3. Anonymous functions: great for prototypes, awkward for maintenance
Inline callbacks are concise:
add_action( 'wp_footer', function () {
echo '<!-- tracking -->';
} );
The trade-off: you cannot easily remove them later because you do not have a reference. For production work, prefer named functions or a class method so you can:
- remove it conditionally
- unit test it
- change it without hunting
4. Removing hooks to cut overhead
This is one of the fastest ways to reduce work per request, especially when plugins add behaviour you do not need.
Removing core output
remove_action( 'wp_head', 'wp_generator' );
Removing plugin behaviour conditionally
If a plugin adds an expensive callback that runs on all pages, remove it and only re-add it where you need it.
add_action( 'wp', function () {
if ( ! is_singular( 'product' ) ) {
remove_action( 'wp_enqueue_scripts', 'plugin_enqueue_assets' );
}
}, 20 );
The wp action is a good place for this because WordPress has resolved the main query, so conditionals like is_singular() are reliable.
Performance mindset: remove first, then reintroduce behaviour narrowly.
5. Hooking for performance: do less work earlier
WordPress has early hooks (plugins_loaded, init) and later hooks (wp, template_redirect, wp_enqueue_scripts, wp_footer).
If you do heavy work early, it runs even on requests that will be cached, redirected, or short-circuited. Prefer:
- defer heavy logic until you know you need it
- avoid global work on every request
- bail out fast on irrelevant pages
Example: a complicated navigation build does not need to run on every endpoint, especially not admin-ajax or REST requests.
6. Custom hooks: building a modular theme contract
If you build themes that need to evolve, custom hooks are how you avoid spaghetti templates.
Define hooks around template parts
do_action( 'psy_before_header' );
get_template_part( 'partials/header' );
do_action( 'psy_after_header' );
Then you can add features, swap markup, or integrate plugins without editing template files.
Document your hook contract
If you create custom hooks, document:
- when they fire (which template, which lifecycle stage)
- what arguments are passed
- whether callbacks should echo or return data
That small discipline makes your system maintainable for years.

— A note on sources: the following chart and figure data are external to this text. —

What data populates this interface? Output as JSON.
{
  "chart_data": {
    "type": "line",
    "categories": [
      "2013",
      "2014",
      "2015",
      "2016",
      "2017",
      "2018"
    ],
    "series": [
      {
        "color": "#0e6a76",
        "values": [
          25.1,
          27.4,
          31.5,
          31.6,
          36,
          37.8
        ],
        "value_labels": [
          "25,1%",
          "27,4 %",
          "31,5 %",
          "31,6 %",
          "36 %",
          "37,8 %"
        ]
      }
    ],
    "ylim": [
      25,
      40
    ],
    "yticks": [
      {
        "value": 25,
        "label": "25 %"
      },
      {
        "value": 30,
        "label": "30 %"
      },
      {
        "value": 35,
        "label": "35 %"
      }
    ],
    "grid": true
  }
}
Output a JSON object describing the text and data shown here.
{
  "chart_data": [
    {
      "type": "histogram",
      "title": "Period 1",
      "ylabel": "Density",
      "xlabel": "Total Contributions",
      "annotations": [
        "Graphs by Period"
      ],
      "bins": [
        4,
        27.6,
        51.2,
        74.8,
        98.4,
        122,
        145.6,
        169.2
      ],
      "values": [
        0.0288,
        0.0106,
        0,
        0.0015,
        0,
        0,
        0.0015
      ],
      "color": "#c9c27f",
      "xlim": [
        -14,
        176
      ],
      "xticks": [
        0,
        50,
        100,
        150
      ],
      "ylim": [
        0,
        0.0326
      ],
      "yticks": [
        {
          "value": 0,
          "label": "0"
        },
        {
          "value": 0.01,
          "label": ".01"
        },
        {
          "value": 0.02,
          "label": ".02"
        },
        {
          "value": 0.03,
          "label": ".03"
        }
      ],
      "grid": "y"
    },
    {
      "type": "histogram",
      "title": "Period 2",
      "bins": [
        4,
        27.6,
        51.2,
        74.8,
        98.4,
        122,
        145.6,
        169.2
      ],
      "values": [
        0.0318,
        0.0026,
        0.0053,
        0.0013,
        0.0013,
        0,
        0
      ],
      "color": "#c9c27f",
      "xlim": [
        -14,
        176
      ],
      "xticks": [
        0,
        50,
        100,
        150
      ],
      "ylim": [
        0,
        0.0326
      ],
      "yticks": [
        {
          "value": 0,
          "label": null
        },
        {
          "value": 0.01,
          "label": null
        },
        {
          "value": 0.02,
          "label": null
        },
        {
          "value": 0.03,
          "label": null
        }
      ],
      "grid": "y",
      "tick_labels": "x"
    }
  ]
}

7. Debugging hook order and execution
Quick introspection
if ( did_action( 'init' ) ) {
error_log( 'init has already run' );
}
error_log( current_filter() );
Tooling that helps
- Query Monitor can show hooks, timing, and related templates.
- Debug Bar is useful on some setups.
- With deeper performance work, APM tooling (New Relic) can reveal time spent inside specific callbacks.
If you suspect a plugin, locate its callbacks by searching for add_action and add_filter in the plugin codebase, then confirm with Query Monitor.
8. Practical patterns I use a lot
A “guard clause” wrapper
function psy_only_on_frontend( callable $callback ): void {
if ( is_admin() ) {
return;
}
$callback();
}
Then use it to wrap frontend-only work.
Namespacing and prefixes
Prefix custom hook names (psy_*) to avoid collisions, especially on multisite and large plugin stacks.
Avoid heavy filters in loops
Filters like the_title, the_content, and the_excerpt can run many times per request. Keep callbacks tiny, and cache computed results if needed.
Real-world application
In a modular theme refactor for a performance project:
- custom hooks were defined around template parts so features could be attached cleanly
- expensive plugin assets were dequeued on pages where they were not used
- priorities were adjusted to avoid duplicated work and conflicting filters
Related reading
FAQ
Is removing hooks “safe”?
Yes, if you understand what you are removing and you test. Remove hooks conditionally and verify page output, SEO metadata, and tracking still work where needed.
Where should I put remove_action calls?
Often inside a callback on wp (or sometimes init) so WordPress conditionals are available. For admin-only removals, use admin_init.
Can hooks really improve performance?
Hooks are not the performance fix by themselves. The performance win comes from using hooks to avoid unnecessary work, stop loading assets, and control when expensive logic runs.